I reread your post and see this time that the rig is for towing behind a ztr.... okay that make more sense size wise. It's not like you want to use a ztr to pull a 50 gal tank or something larger.... And the mobility of it is more practical to 'pull up' to a hose bib, rather than draggin hose.... cool!

Quote:
Originally posted by Dchall_San_Antonio
If you take your 15 gallon sprayer ... that will cover 5 acres of grass, trees, ornamentals, or edibles as a foliar spray. .
Nice!
15 gallons for 5 acres= 3 gallons per acre

Yup, my reference says liquid kelp is best applied at 1/2-1 oz per 1,000 sq ft. That' about 43 oz per acre That recipe chops it kelp to 1/3. Going backwards it would 43 x 3 =129 oz of mix per acre (gallon is 128 oz). So even a lighter application could be done.

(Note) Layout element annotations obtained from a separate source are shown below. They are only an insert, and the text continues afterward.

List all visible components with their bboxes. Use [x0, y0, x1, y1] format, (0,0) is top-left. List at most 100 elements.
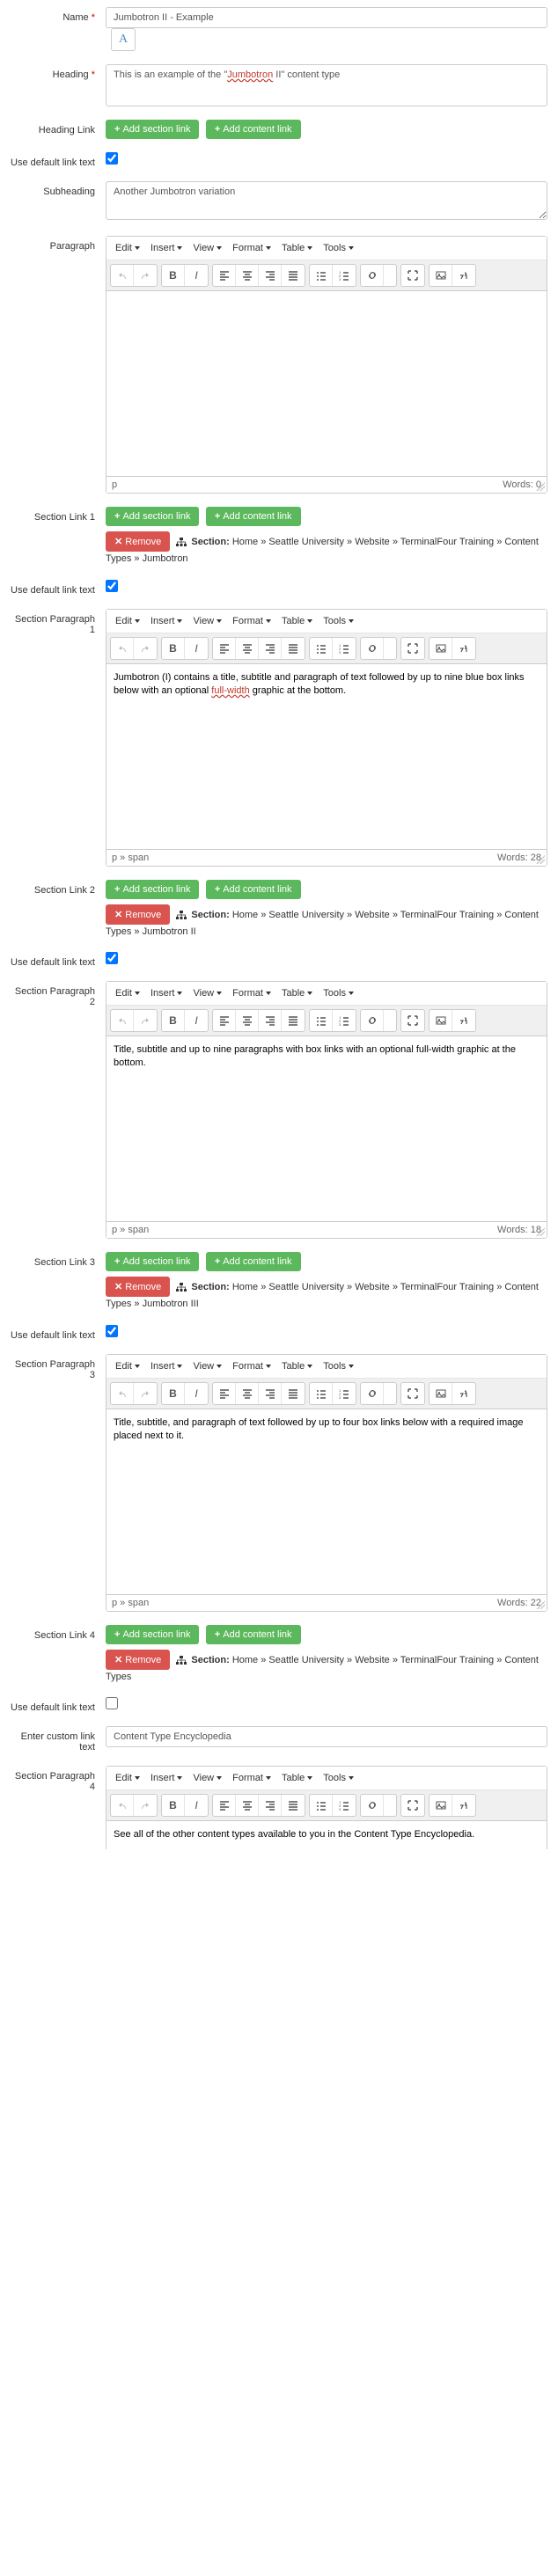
- menu-tools[interactable]: Tools: [318, 1768, 359, 1788]
- bold-button[interactable]: B: [162, 1383, 185, 1404]
- align-justify-button[interactable]: [282, 1795, 305, 1816]
- align-right-button[interactable]: [259, 1010, 282, 1031]
- name-input[interactable]: [106, 7, 547, 28]
- align-right-button[interactable]: [259, 1795, 282, 1816]
- align-justify-button[interactable]: [282, 638, 305, 659]
- subheading-textarea[interactable]: Another Jumbotron variation: [106, 181, 547, 220]
- menu-view[interactable]: View: [187, 1768, 227, 1788]
- menu-edit[interactable]: Edit: [110, 238, 145, 258]
- menu-table[interactable]: Table: [276, 1768, 318, 1788]
- fullscreen-button[interactable]: [401, 1383, 424, 1404]
- add-section-link-button[interactable]: +Add section link: [106, 1625, 199, 1644]
- menu-edit[interactable]: Edit: [110, 611, 145, 631]
- bullet-list-button[interactable]: [310, 638, 333, 659]
- add-content-link-button[interactable]: +Add content link: [206, 1625, 301, 1644]
- heading-textarea[interactable]: This is an example of the "Jumbotron II"…: [106, 64, 547, 106]
- align-justify-button[interactable]: [282, 265, 305, 286]
- image-button[interactable]: [430, 1010, 452, 1031]
- number-list-button[interactable]: 123: [333, 265, 356, 286]
- fullscreen-button[interactable]: [401, 638, 424, 659]
- image-button[interactable]: [430, 638, 452, 659]
- t4-button[interactable]: [452, 1383, 475, 1404]
- link-button[interactable]: [361, 1010, 384, 1031]
- menu-format[interactable]: Format: [227, 238, 276, 258]
- menu-tools[interactable]: Tools: [318, 238, 359, 258]
- undo-button[interactable]: [111, 1795, 134, 1816]
- menu-edit[interactable]: Edit: [110, 1357, 145, 1376]
- menu-format[interactable]: Format: [227, 984, 276, 1003]
- bold-button[interactable]: B: [162, 1795, 185, 1816]
- language-button[interactable]: A: [111, 28, 136, 51]
- undo-button[interactable]: [111, 265, 134, 286]
- add-section-link-button[interactable]: +Add section link: [106, 120, 199, 139]
- number-list-button[interactable]: 123: [333, 1383, 356, 1404]
- use-default-checkbox[interactable]: [106, 952, 118, 964]
- redo-button[interactable]: [134, 265, 157, 286]
- bold-button[interactable]: B: [162, 638, 185, 659]
- remove-button[interactable]: ✕ Remove: [106, 1277, 170, 1297]
- bullet-list-button[interactable]: [310, 1010, 333, 1031]
- remove-button[interactable]: ✕ Remove: [106, 531, 170, 552]
- align-left-button[interactable]: [213, 1795, 236, 1816]
- align-justify-button[interactable]: [282, 1383, 305, 1404]
- menu-table[interactable]: Table: [276, 238, 318, 258]
- align-right-button[interactable]: [259, 265, 282, 286]
- redo-button[interactable]: [134, 1383, 157, 1404]
- menu-insert[interactable]: Insert: [145, 611, 188, 631]
- align-center-button[interactable]: [236, 638, 259, 659]
- menu-format[interactable]: Format: [227, 611, 276, 631]
- menu-tools[interactable]: Tools: [318, 984, 359, 1003]
- italic-button[interactable]: I: [185, 638, 208, 659]
- add-content-link-button[interactable]: +Add content link: [206, 880, 301, 899]
- align-left-button[interactable]: [213, 1383, 236, 1404]
- link-button[interactable]: [361, 638, 384, 659]
- menu-view[interactable]: View: [187, 611, 227, 631]
- align-left-button[interactable]: [213, 1010, 236, 1031]
- fullscreen-button[interactable]: [401, 1795, 424, 1816]
- link-button[interactable]: [361, 1383, 384, 1404]
- menu-view[interactable]: View: [187, 1357, 227, 1376]
- menu-tools[interactable]: Tools: [318, 611, 359, 631]
- t4-button[interactable]: [452, 1010, 475, 1031]
- italic-button[interactable]: I: [185, 1795, 208, 1816]
- fullscreen-button[interactable]: [401, 1010, 424, 1031]
- align-center-button[interactable]: [236, 1010, 259, 1031]
- editor-body[interactable]: See all of the other content types avail…: [106, 1821, 547, 1849]
- link-dropdown[interactable]: [384, 1795, 396, 1816]
- use-default-checkbox[interactable]: [106, 1325, 118, 1337]
- remove-button[interactable]: ✕ Remove: [106, 904, 170, 925]
- number-list-button[interactable]: 123: [333, 1010, 356, 1031]
- number-list-button[interactable]: 123: [333, 1795, 356, 1816]
- menu-view[interactable]: View: [187, 238, 227, 258]
- use-default-checkbox[interactable]: [106, 152, 118, 165]
- editor-body[interactable]: Title, subtitle and up to nine paragraph…: [106, 1036, 547, 1221]
- menu-insert[interactable]: Insert: [145, 1357, 188, 1376]
- bullet-list-button[interactable]: [310, 265, 333, 286]
- undo-button[interactable]: [111, 1383, 134, 1404]
- align-justify-button[interactable]: [282, 1010, 305, 1031]
- fullscreen-button[interactable]: [401, 265, 424, 286]
- bullet-list-button[interactable]: [310, 1795, 333, 1816]
- menu-format[interactable]: Format: [227, 1357, 276, 1376]
- add-section-link-button[interactable]: +Add section link: [106, 880, 199, 899]
- bullet-list-button[interactable]: [310, 1383, 333, 1404]
- t4-button[interactable]: [452, 1795, 475, 1816]
- menu-edit[interactable]: Edit: [110, 984, 145, 1003]
- align-right-button[interactable]: [259, 1383, 282, 1404]
- redo-button[interactable]: [134, 638, 157, 659]
- remove-button[interactable]: ✕ Remove: [106, 1650, 170, 1670]
- undo-button[interactable]: [111, 638, 134, 659]
- t4-button[interactable]: [452, 638, 475, 659]
- align-right-button[interactable]: [259, 638, 282, 659]
- editor-body[interactable]: Jumbotron (I) contains a title, subtitle…: [106, 664, 547, 849]
- link-dropdown[interactable]: [384, 1383, 396, 1404]
- link-dropdown[interactable]: [384, 265, 396, 286]
- t4-button[interactable]: [452, 265, 475, 286]
- image-button[interactable]: [430, 1383, 452, 1404]
- menu-format[interactable]: Format: [227, 1768, 276, 1788]
- menu-insert[interactable]: Insert: [145, 984, 188, 1003]
- link-dropdown[interactable]: [384, 1010, 396, 1031]
- link-dropdown[interactable]: [384, 638, 396, 659]
- italic-button[interactable]: I: [185, 1383, 208, 1404]
- menu-table[interactable]: Table: [276, 984, 318, 1003]
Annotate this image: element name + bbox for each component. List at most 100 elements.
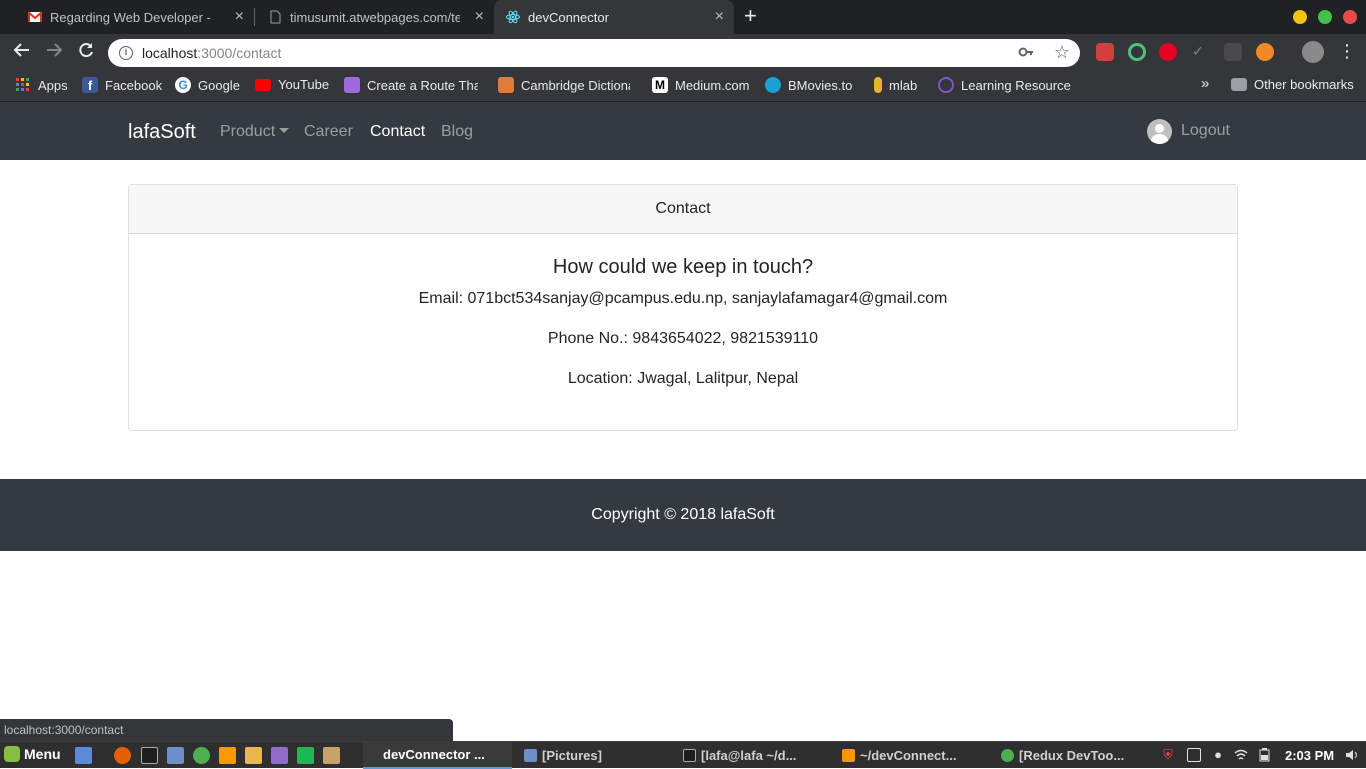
react-icon xyxy=(506,10,520,24)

I like the mixed molasses idea too. But how about spraying that through the nozzles? A good filter needs to be in place to prevent clogs eh?

While it is true that less is better for foliar applications, it needs to be noted that light foliar applications are not going to do much for 'fertilizing' per se. The kelp is great for trace minerals and conditioning plants/soil. But you are not laying down much nitrogen.

Yes, it will help stimulate the microbes root development and all, but a homeowner needs to understand it would have to be done in conjunction with other beefier fertilizers too.

"I'm going to ferilize your lawn only with kelp" is probably not going to give the result a homeowner wants.

***************************
From the commercial stand point though let's remember that EVERY function has a cost.

IF I'm going to pull a sprayer on a trailer every day-- and I'm going to be maintaining the sprayer, making compost tea, mixing the juice, unloading, occasionally running out in the middle of a job, slower mow times if I spray and mow at same time, etc..... THAT is going to increase my costs and time. Instead of 14 properties I may only service 12 properties in a day.

IF I dedicate days to spray only, doing it every month instead of 3 applications will drive costs up obviously.

In any event the costs need to be considered and accounted for before bidding.

So from a homeowner's standpoint of someone doing their organic lawn care as "oh this is nice and I enjoy playing in my yard experimenting" time is of little importance. Same can be said of a facility manger (golf course, school grounds) who is on salary.

My point is the cost of the material corn $/lb or $/Nlb or 4/gallon is only part of the equation.